I support the proposed rule and urge the Department to promulgate it without material change.

The current employee/independent-contractor distinction, as expressed in many judicial decisions and, prominently, in California’s A.B. 5, is an obsolete artifact of an American economy in which labor markets were defined primarily by factories and traditional trades. Legal categories of work must evolve to reflect how new technologies have changed the way workers interact with those that pay for their services. Uber, Lyft, and other “gig” platforms permit individuals functioning as entrepreneurs to form ad-hoc economic relationships with other individuals who want them to perform specific tasks. The resulting labor market is not at all like the one that exists in a traditional industrial plant or office environment, and the law should not treat it as such.

Forcing gig workers into a traditional “employee” mold imposes unnecessary costs on society and deprives thousands of opportunities to construct their own work environments.

In the long run, it may be appropriate to define an entirely new category of worker, distinct from “employee” and “independent contractor.” For now, however, the principal statutes assign rights and duties based on status as a statutory “employee,” and it is desirable to interpret the term to accommodate reality.

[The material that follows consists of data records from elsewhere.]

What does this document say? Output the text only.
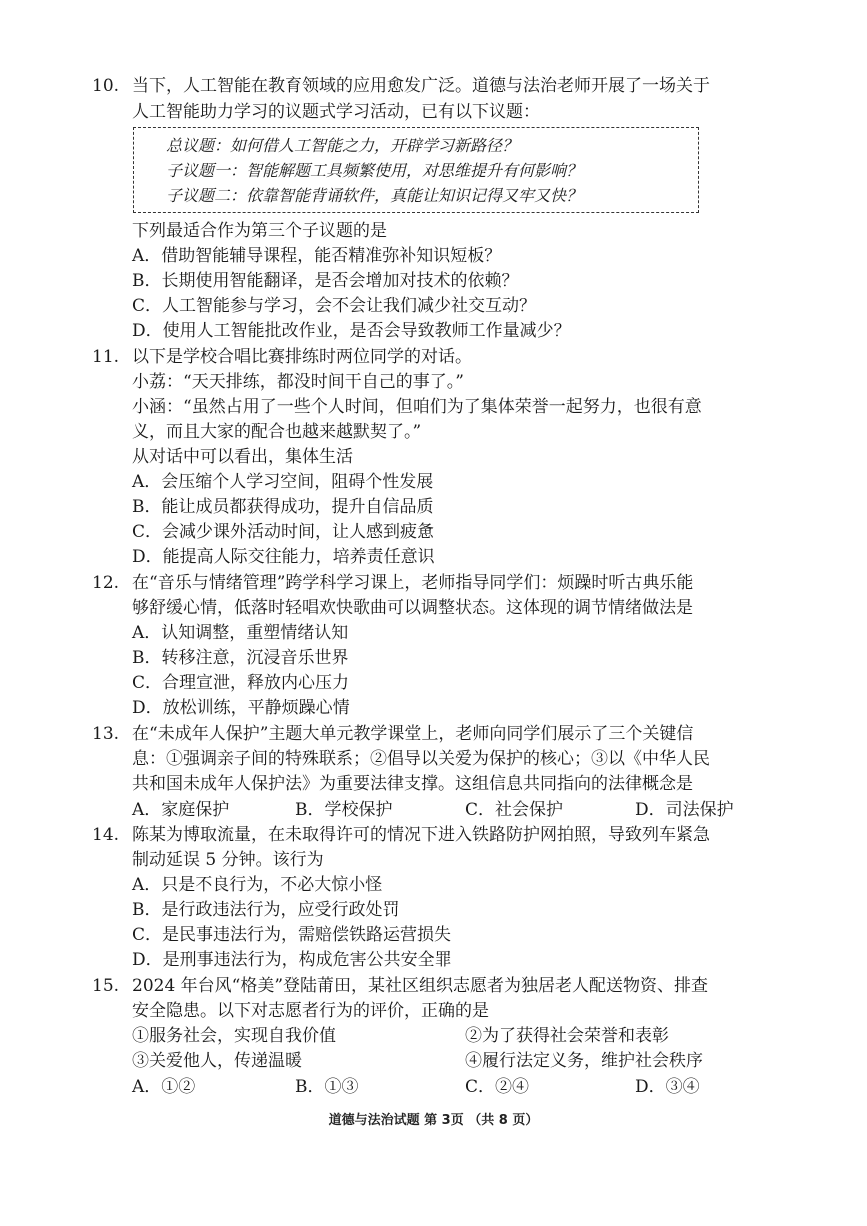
10. 当下，人工智能在教育领域的应用愈发广泛。道德与法治老师开展了一场关于
人工智能助力学习的议题式学习活动，已有以下议题：
总议题：如何借人工智能之力，开辟学习新路径？
子议题一：智能解题工具频繁使用，对思维提升有何影响？
子议题二：依靠智能背诵软件，真能让知识记得又牢又快？
下列最适合作为第三个子议题的是
A．借助智能辅导课程，能否精准弥补知识短板？
B．长期使用智能翻译，是否会增加对技术的依赖？
C．人工智能参与学习，会不会让我们减少社交互动？
D．使用人工智能批改作业，是否会导致教师工作量减少？
11. 以下是学校合唱比赛排练时两位同学的对话。
小荔：“天天排练，都没时间干自己的事了。”
小涵：“虽然占用了一些个人时间，但咱们为了集体荣誉一起努力，也很有意
义，而且大家的配合也越来越默契了。”
从对话中可以看出，集体生活
A．会压缩个人学习空间，阻碍个性发展
B．能让成员都获得成功，提升自信品质
C．会减少课外活动时间，让人感到疲惫
D．能提高人际交往能力，培养责任意识
12. 在“音乐与情绪管理”跨学科学习课上，老师指导同学们：烦躁时听古典乐能
够舒缓心情，低落时轻唱欢快歌曲可以调整状态。这体现的调节情绪做法是
A．认知调整，重塑情绪认知
B．转移注意，沉浸音乐世界
C．合理宣泄，释放内心压力
D．放松训练，平静烦躁心情
13. 在“未成年人保护”主题大单元教学课堂上，老师向同学们展示了三个关键信
息：①强调亲子间的特殊联系；②倡导以关爱为保护的核心；③以《中华人民
共和国未成年人保护法》为重要法律支撑。这组信息共同指向的法律概念是
A．家庭保护	B．学校保护	C．社会保护	D．司法保护
14. 陈某为博取流量，在未取得许可的情况下进入铁路防护网拍照，导致列车紧急
制动延误 5 分钟。该行为
A．只是不良行为，不必大惊小怪
B．是行政违法行为，应受行政处罚
C．是民事违法行为，需赔偿铁路运营损失
D．是刑事违法行为，构成危害公共安全罪
15. 2024 年台风“格美”登陆莆田，某社区组织志愿者为独居老人配送物资、排查
安全隐患。以下对志愿者行为的评价，正确的是
①服务社会，实现自我价值	②为了获得社会荣誉和表彰
③关爱他人，传递温暖	④履行法定义务，维护社会秩序
A．①②	B．①③	C．②④	D．③④
道德与法治试题 第 3页 （共 8 页）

The proposed rule does that. Its definition of independent contractors as workers who, as a matter of economic reality, are in business for themselves as opposed to being economically dependent on the potential employer for work is sound. Even more important is the proposed rule’s elevation of two factors—the nature and degree of the worker’s control over the work and the worker’s opportunity for profit or loss—as especially probative of the question of economic dependence or lack thereof. Affording those factors greater weight in the analysis than any others is appropriate.

The Department’s discussion in section III(A)(4) of the preamble to the proposal: “The Shortcomings and Misconceptions That This Proposal Seeks To Remedy Are More Apparent in the Modern Economy,“ is particularly insightful and should be retained and expanded in the preamble to any final rule.